Sur le plan national, l’élue a exprimé ses préoccupations quant à la situation de nombreux compatriotes : "La conjoncture économique actuelle complique la vie de bon nombre de nos concitoyens. Le Département, en tant que leader des solidarités humaines, est confronté à un manque de moyens pour remplir ses obligations". Elle a mis en avant le fait que "les dépenses imposées par l’État augmentent, tandis que les recettes diminuent".
Stabilisation des dépenses en perspective
Concernant le budget pour 2026, le Département aspire à "stabiliser les dépenses réelles de fonctionnement par rapport à 2025 tout en visant une légère diminution" des coûts.
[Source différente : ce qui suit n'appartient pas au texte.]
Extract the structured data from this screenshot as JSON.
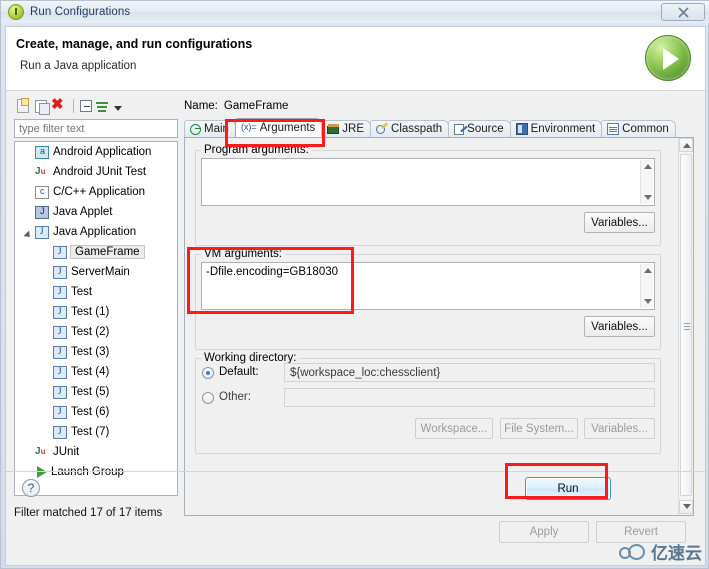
{
  "window": {
    "title": "Run Configurations",
    "close_label": "✕",
    "icon": "eclipse-run-icon"
  },
  "header": {
    "title": "Create, manage, and run configurations",
    "subtitle": "Run a Java application",
    "icon": "green-play-icon"
  },
  "tree_toolbar": {
    "buttons": [
      {
        "name": "new-configuration-button",
        "icon": "new-document-icon"
      },
      {
        "name": "duplicate-configuration-button",
        "icon": "duplicate-icon"
      },
      {
        "name": "delete-configuration-button",
        "icon": "red-delete-x-icon"
      },
      {
        "name": "collapse-all-button",
        "icon": "collapse-all-icon"
      },
      {
        "name": "filter-button",
        "icon": "filter-icon"
      },
      {
        "name": "view-menu-button",
        "icon": "chevron-down-icon"
      }
    ]
  },
  "filter": {
    "placeholder": "type filter text",
    "value": ""
  },
  "tree": {
    "items": [
      {
        "label": "Android Application",
        "icon": "android-icon",
        "indent": 0,
        "arrow": "none",
        "selected": false
      },
      {
        "label": "Android JUnit Test",
        "icon": "android-junit-icon",
        "indent": 0,
        "arrow": "none",
        "selected": false
      },
      {
        "label": "C/C++ Application",
        "icon": "c-cpp-icon",
        "indent": 0,
        "arrow": "none",
        "selected": false
      },
      {
        "label": "Java Applet",
        "icon": "java-applet-icon",
        "indent": 0,
        "arrow": "none",
        "selected": false
      },
      {
        "label": "Java Application",
        "icon": "java-icon",
        "indent": 0,
        "arrow": "expanded",
        "selected": false
      },
      {
        "label": "GameFrame",
        "icon": "java-icon",
        "indent": 1,
        "arrow": "none",
        "selected": true
      },
      {
        "label": "ServerMain",
        "icon": "java-icon",
        "indent": 1,
        "arrow": "none",
        "selected": false
      },
      {
        "label": "Test",
        "icon": "java-icon",
        "indent": 1,
        "arrow": "none",
        "selected": false
      },
      {
        "label": "Test (1)",
        "icon": "java-icon",
        "indent": 1,
        "arrow": "none",
        "selected": false
      },
      {
        "label": "Test (2)",
        "icon": "java-icon",
        "indent": 1,
        "arrow": "none",
        "selected": false
      },
      {
        "label": "Test (3)",
        "icon": "java-icon",
        "indent": 1,
        "arrow": "none",
        "selected": false
      },
      {
        "label": "Test (4)",
        "icon": "java-icon",
        "indent": 1,
        "arrow": "none",
        "selected": false
      },
      {
        "label": "Test (5)",
        "icon": "java-icon",
        "indent": 1,
        "arrow": "none",
        "selected": false
      },
      {
        "label": "Test (6)",
        "icon": "java-icon",
        "indent": 1,
        "arrow": "none",
        "selected": false
      },
      {
        "label": "Test (7)",
        "icon": "java-icon",
        "indent": 1,
        "arrow": "none",
        "selected": false
      },
      {
        "label": "JUnit",
        "icon": "junit-icon",
        "indent": 0,
        "arrow": "none",
        "selected": false
      },
      {
        "label": "Launch Group",
        "icon": "launch-group-icon",
        "indent": 0,
        "arrow": "none",
        "selected": false
      }
    ],
    "status": "Filter matched 17 of 17 items"
  },
  "config": {
    "name_label": "Name:",
    "name_value": "GameFrame"
  },
  "tabs": [
    {
      "label": "Main",
      "icon": "main-tab-icon",
      "active": false
    },
    {
      "label": "Arguments",
      "icon": "arguments-tab-icon",
      "active": true
    },
    {
      "label": "JRE",
      "icon": "jre-tab-icon",
      "active": false
    },
    {
      "label": "Classpath",
      "icon": "classpath-tab-icon",
      "active": false
    },
    {
      "label": "Source",
      "icon": "source-tab-icon",
      "active": false
    },
    {
      "label": "Environment",
      "icon": "environment-tab-icon",
      "active": false
    },
    {
      "label": "Common",
      "icon": "common-tab-icon",
      "active": false
    }
  ],
  "arguments_tab": {
    "program_arguments": {
      "label": "Program arguments:",
      "value": "",
      "variables_button": "Variables..."
    },
    "vm_arguments": {
      "label": "VM arguments:",
      "value": "-Dfile.encoding=GB18030",
      "variables_button": "Variables..."
    },
    "working_directory": {
      "label": "Working directory:",
      "default_label": "Default:",
      "default_value": "${workspace_loc:chessclient}",
      "default_selected": true,
      "other_label": "Other:",
      "other_value": "",
      "other_selected": false,
      "workspace_button": "Workspace...",
      "file_system_button": "File System...",
      "variables_button": "Variables..."
    }
  },
  "footer": {
    "apply_label": "Apply",
    "revert_label": "Revert",
    "run_label": "Run",
    "help_label": "?"
  },
  "watermark": {
    "text": "亿速云",
    "icon": "cloud-icon"
  },
  "colors": {
    "annotation_red": "#ff1a1a",
    "accent_green": "#5c9b2d",
    "run_button_border": "#3c9ad1",
    "title_text": "#1b3a5c"
  },
  "annotations": [
    {
      "name": "annotation-arguments-tab"
    },
    {
      "name": "annotation-vm-arguments"
    },
    {
      "name": "annotation-apply-button"
    }
  ]
}
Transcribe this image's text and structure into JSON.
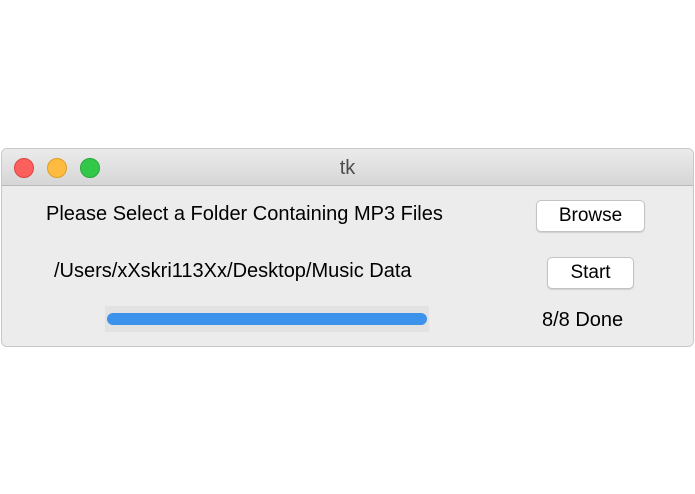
{
  "window": {
    "title": "tk"
  },
  "main": {
    "prompt_label": "Please Select a Folder Containing MP3 Files",
    "browse_button": "Browse",
    "selected_path": "/Users/xXskri113Xx/Desktop/Music Data",
    "start_button": "Start",
    "progress": {
      "fraction": 1.0,
      "status_text": "8/8 Done"
    }
  },
  "colors": {
    "progress_fill": "#3d92ec",
    "close": "#fc605c",
    "minimize": "#fdbc40",
    "maximize": "#34c84a"
  }
}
C’est un effort manifeste de gestion qui souligne l’importance d’engagements forts pour faire face à la montée des défis sociétaux.
Hélène Sandragné a insisté sur la nécessité de maintenir "des solidarités humaines" pour protéger le modèle social en place et pour soutenir le développement de l’Aude. Cela passe par "l’implication citoyenne dans la définition des politiques publiques" et une attention particulière à la transition écologique.
Elle a conclu en notant : "Ce budget s'affiche en forte période de contraintes mais réaffirme notre engagement envers le progrès social et les solidarités".